Hi, sorry if this is a duplicate:

The blocksize samplesPerBlock is set in prepareToPlay() on the audio processor, which I expect to be the size of the buffer being passed in to process.

Are the values being used here guaranteed to be multiples of 16 or at least 8? I couln’t find a definitive answer, and I read a lot about “buggy hosts” in this context.

I don’t think so. 441 is used a lot on Windows (as it’s 44100/100).

Whilst a power of 2 is a sensible block size, I don’t think you can assume it.

Ouch! This conflicts pretty badly with SIMD operations. Seems there is a lot more to consider than I first imagined.

Thanks for your answer!

If you absolutely need buffers with multiples of 16, you could simply use a FIFO of an adequate size and do your processing whenever it is full. You’d probably want to chose the largest multiple of 16 that’s smaller than (or equal to) the actual blocksize being used otherwise you might not have a full FIFO to process when a block is ready so won’t have anything to output.
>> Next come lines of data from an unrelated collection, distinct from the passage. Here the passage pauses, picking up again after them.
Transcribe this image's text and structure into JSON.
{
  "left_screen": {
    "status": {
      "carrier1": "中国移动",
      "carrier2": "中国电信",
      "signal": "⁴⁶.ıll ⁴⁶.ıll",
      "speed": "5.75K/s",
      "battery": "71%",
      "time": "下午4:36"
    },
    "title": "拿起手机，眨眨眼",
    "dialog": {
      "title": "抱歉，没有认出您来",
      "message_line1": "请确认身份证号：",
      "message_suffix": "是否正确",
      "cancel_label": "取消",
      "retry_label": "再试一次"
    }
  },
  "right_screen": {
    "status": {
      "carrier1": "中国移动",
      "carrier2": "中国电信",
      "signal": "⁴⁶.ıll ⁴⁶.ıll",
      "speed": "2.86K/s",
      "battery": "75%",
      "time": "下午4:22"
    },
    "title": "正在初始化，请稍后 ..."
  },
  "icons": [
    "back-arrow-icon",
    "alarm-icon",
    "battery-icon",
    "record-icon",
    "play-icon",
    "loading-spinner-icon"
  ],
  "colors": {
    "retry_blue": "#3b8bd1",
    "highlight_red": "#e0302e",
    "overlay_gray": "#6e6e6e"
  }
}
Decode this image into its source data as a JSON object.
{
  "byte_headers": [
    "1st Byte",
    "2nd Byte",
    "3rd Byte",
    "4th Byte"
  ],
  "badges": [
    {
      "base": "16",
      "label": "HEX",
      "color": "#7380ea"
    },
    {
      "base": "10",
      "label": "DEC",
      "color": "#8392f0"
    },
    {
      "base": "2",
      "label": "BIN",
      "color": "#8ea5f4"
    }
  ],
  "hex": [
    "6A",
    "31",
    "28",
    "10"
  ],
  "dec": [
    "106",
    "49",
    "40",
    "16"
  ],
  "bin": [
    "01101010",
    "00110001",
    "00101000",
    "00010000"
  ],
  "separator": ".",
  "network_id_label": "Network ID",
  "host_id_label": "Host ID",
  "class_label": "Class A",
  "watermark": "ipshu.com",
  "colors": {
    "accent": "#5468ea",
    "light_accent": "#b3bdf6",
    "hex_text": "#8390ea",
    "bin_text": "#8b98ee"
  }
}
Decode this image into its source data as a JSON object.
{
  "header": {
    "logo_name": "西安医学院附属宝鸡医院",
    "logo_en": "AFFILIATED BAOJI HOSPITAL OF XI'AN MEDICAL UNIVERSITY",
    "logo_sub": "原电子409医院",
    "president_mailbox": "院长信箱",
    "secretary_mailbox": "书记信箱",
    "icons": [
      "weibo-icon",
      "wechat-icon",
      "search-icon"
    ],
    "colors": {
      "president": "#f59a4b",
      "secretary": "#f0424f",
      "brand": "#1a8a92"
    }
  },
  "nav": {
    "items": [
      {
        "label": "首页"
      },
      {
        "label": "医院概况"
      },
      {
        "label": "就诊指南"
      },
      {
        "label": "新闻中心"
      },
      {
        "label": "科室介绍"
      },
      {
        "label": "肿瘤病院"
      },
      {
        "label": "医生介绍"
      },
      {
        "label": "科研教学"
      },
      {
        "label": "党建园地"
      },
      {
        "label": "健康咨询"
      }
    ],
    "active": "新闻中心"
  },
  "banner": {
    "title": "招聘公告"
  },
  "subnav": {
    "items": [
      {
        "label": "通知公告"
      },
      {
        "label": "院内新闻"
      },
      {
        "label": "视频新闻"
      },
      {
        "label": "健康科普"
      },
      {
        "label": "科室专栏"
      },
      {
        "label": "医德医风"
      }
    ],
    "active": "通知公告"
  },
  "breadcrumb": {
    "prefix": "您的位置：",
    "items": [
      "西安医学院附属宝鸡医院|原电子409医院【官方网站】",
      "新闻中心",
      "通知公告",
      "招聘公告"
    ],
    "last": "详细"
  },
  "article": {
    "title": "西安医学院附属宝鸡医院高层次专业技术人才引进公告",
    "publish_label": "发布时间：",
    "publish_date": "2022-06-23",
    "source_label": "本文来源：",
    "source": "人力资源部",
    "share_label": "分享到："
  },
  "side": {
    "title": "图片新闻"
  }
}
You need to be aware of the fact that the block size may vary in-between processBlock calls. The FIFO solution is definitely the way to go though.

@ImJimmi @gustav-scholda could you please elaborate?

By only processing when the FIFO is full I would “save” samples from this buffer to process in the next buffer? Let’s say I get a weird buffer of 17 samples. Ok, I process after 16, but the last sample is stuck inside the FIFO now? This doesn’t sound right. What do I return to the output?

Look at the juce::AbstractFifo class. It takes care of all of that for you. You specify your storage, and with simple functions the juce::AbstractFifo class keeps track of everything for you. Highly recommended.


You’d have to have a latency of 16 samples, which you’d report to the host (so those that do latency compensation can adjust their timing). Then you’d output 0s for the 1st 16 samples, then output 1 actual result sample for that 17th sample (generated by the 1st sample passed in, in your example), and then the remaining buffered 16 input samples will be ready for the next process call.

Ok cool, thanks to all for explaining, seems like this is the way to go!